TECNICAS DE ANALISIS DE ADN

Algunas de las enzimas de restricción y de donde provienen:

 Las enzimas de restricción trabajan únicamente sobre secuencias específicas de bases nitrogenadas, el lugar donde se produce el corte se denomina sitio de restricción y producen dos tipos de corte: (1) corte con extremos cohesivos y (2) corte con extremos romos  (Griffiths et al. 1998). Los extremos cohesivos dejan porciones lineales a ambos lados del fragmento, es decir, quedan pequeñas secuencias de bases sin aparear a cada lado, siendo éstas complementarias entre sí, mientras que los extremos romos son aquellos en los que no queda una porción lineal a ninguno de los lados. De acuerdo a la especificidad de las enzimas de restricción, se conocen dos tipos: las enzimas de tipo I cortan en un sitio cercano al sitio de restricción, a una distancia que varía aleatoriamente, y por ello no se suelen emplear para DNA recombinante. Las de tipo II reconocen y cortan en la secuencia específica, y son las más empleadas en este tipo de protocolos por su alta precisión. Las enzimas de restricción de tipo III son similares a las de tipo II en cuanto a la precisión del lugar de corte, pero se diferencian de éstas en que sólo cortan entre nucleótidos del mismo tipo, por ejemplo entre dos adeninas.

LA REACCION EN CADENA DE LA POLIMERAS:

La reacción en cadena de la polimerasa, ya más conocida como PCR, es una técnica que permite replicar entre cientos de miles y millones de veces, en el transcurrir de pocas horas e in vitro, pequeñas cantidades de ADN. Uno de los aportes fundamentales de esta metodología a la investigación básica en biología molecular consiste, precisamente, en la rapidez y eficiencia mediante las cuales se realiza una tarea que antes requería largas y tediosas jornadas.

El producto que se obtiene al finalizar la reacción -una gran cantidad de un fragmento génico con alto grado de pureza- favorece la tarea de los investigadores empeñados en ampliar nuestros conocimientos sobre la estructura y función de los genes.
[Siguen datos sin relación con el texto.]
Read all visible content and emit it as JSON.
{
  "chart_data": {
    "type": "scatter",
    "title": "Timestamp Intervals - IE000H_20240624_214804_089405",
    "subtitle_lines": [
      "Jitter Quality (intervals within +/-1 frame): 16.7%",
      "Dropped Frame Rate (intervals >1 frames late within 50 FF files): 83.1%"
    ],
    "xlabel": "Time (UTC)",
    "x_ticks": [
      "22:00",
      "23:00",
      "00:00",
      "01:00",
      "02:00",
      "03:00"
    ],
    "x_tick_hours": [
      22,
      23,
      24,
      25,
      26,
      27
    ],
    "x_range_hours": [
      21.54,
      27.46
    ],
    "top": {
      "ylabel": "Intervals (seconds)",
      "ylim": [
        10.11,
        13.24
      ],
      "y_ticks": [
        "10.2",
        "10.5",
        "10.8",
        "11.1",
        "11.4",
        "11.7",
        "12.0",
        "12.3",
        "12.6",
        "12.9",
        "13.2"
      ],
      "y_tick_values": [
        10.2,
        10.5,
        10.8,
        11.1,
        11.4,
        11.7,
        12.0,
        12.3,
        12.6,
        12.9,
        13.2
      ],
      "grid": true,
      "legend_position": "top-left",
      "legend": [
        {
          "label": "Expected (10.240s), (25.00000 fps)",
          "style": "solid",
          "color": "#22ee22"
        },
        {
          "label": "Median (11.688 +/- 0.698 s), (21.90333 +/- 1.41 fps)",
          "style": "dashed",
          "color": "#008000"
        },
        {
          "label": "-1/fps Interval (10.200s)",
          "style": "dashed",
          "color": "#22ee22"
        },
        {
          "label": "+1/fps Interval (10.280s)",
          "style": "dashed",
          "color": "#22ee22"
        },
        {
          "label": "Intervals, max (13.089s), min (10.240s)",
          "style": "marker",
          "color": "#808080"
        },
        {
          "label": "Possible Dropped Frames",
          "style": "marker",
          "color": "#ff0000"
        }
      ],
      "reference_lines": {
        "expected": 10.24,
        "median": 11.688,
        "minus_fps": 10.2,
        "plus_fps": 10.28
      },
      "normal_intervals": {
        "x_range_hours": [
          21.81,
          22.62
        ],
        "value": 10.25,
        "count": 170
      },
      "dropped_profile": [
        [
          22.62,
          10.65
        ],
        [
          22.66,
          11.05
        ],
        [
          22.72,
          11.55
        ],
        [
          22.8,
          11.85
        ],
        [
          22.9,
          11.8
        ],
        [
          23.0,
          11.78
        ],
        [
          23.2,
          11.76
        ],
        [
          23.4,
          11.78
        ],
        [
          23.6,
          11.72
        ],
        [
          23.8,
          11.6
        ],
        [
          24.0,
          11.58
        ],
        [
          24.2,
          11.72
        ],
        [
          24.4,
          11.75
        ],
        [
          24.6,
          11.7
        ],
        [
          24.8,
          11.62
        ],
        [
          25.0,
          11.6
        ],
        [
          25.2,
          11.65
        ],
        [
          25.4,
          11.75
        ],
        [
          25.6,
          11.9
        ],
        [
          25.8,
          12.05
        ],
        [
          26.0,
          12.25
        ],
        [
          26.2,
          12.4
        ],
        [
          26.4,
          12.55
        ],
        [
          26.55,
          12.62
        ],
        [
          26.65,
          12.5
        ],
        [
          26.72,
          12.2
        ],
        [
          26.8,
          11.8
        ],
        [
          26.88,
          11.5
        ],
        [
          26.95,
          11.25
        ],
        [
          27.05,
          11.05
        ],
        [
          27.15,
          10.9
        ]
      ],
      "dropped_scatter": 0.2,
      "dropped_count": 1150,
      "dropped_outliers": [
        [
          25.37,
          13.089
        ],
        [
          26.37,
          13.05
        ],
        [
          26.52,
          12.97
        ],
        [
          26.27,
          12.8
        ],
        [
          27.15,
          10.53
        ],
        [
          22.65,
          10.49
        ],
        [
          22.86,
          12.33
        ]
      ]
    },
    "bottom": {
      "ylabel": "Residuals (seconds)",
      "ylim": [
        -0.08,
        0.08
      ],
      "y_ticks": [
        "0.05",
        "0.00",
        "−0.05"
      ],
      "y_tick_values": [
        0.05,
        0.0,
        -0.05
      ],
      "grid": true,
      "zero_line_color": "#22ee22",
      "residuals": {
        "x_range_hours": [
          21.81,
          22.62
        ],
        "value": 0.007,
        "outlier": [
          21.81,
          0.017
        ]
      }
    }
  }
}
Por su alta sensibilidad, esto permite identificar un gen a partir de un solo cabello, una célula somática o un espermatozoide. facilitando, y en muchos casos hecho posible, la tarea de identificación de personas.
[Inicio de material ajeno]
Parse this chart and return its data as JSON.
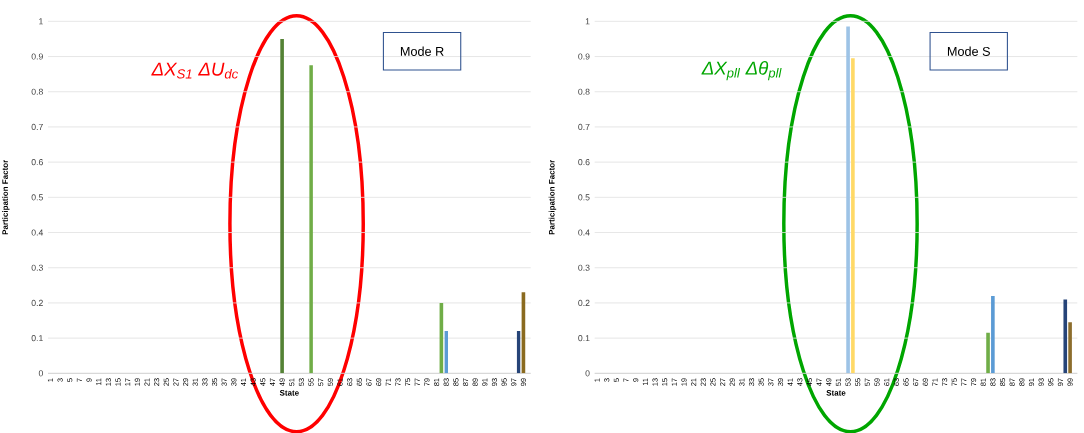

Entre las aplicaciones médicas de la PCR cabe destacar su aporte al desarrollo de nuevas estrategias de diagnóstico. Permite detectar agentes infecciosos como los virus de las hepatitis B y C o regiones del genoma del virus de la inmunodeficiencia humana (HIV).

Huellas de ADN:

La tecnología denominada huella de ADN (DNA fingerprinting) permite comparar muestras de ADN de diversos orígenes, de manera análoga a la comparación de huellas dactilares.
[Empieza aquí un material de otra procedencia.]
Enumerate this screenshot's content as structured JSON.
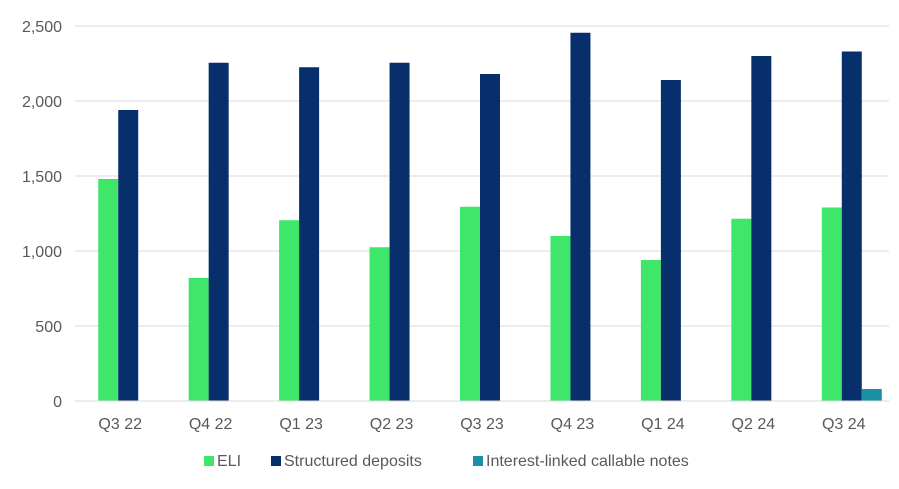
{
  "chart_data": {
    "type": "bar",
    "title": "",
    "xlabel": "",
    "ylabel": "",
    "ylim": [
      0,
      2500
    ],
    "yticks": [
      0,
      500,
      1000,
      1500,
      2000,
      2500
    ],
    "ytick_labels": [
      "0",
      "500",
      "1,000",
      "1,500",
      "2,000",
      "2,500"
    ],
    "grid": true,
    "legend_position": "bottom",
    "categories": [
      "Q3 22",
      "Q4 22",
      "Q1 23",
      "Q2 23",
      "Q3 23",
      "Q4 23",
      "Q1 24",
      "Q2 24",
      "Q3 24"
    ],
    "series": [
      {
        "name": "ELI",
        "color": "#3ee66a",
        "values": [
          1480,
          820,
          1205,
          1025,
          1295,
          1100,
          940,
          1215,
          1290
        ]
      },
      {
        "name": "Structured deposits",
        "color": "#072f6b",
        "values": [
          1940,
          2255,
          2225,
          2255,
          2180,
          2455,
          2140,
          2300,
          2330
        ]
      },
      {
        "name": "Interest-linked callable notes",
        "color": "#1b8fa6",
        "values": [
          0,
          0,
          0,
          0,
          0,
          0,
          0,
          0,
          80
        ]
      }
    ]
  }
}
En esta técnica los investigadores utilizan también las enzimas de restricción para romper una molécula de ADN en pequeños fragmentos que separan en un gel al que someten a una corriente eléctrica (electroforesis); de esta manera, los fragmentos se ordenan en función de su tamaño, ya que los más pequeños migran más rápidamente que los de mayor tamaño. 

Se puede obtener así un patrón de bandas o huella característica de cada organismo. Se utiliza una sonda (fragmento de ADN marcado) que hibride (se una específicamente) con algunos de los fragmentos obtenidos y, tras una exposición a una película de rayos X, se obtiene una huella de ADN, es decir, un patrón de bandas negras característico para cada tipo de ADN.

Secuencias DNA:

Un procedimiento denominado secuenciación de ADN permite determinar el orden preciso de bases nucleótidas (secuencia) de un fragmento de ADN. La mayoría de los tipos de secuenciación de ADN se basan en una técnica denominada extensión de oligonucleótido (primer extension) desarrollada por el biólogo molecular británico Frederick Sanger. 

En esta técnica se lleva a cabo una replicación de fragmentos específicos de ADN, de tal modo que el extremo del fragmento presenta una forma fluorescente de una de las cuatro bases nucleótidas. Los modernos secuenciadores de ADN parten de la idea del biólogo molecular estadounidense Leroy Hood, incorporando ordenadores y láser en el proceso.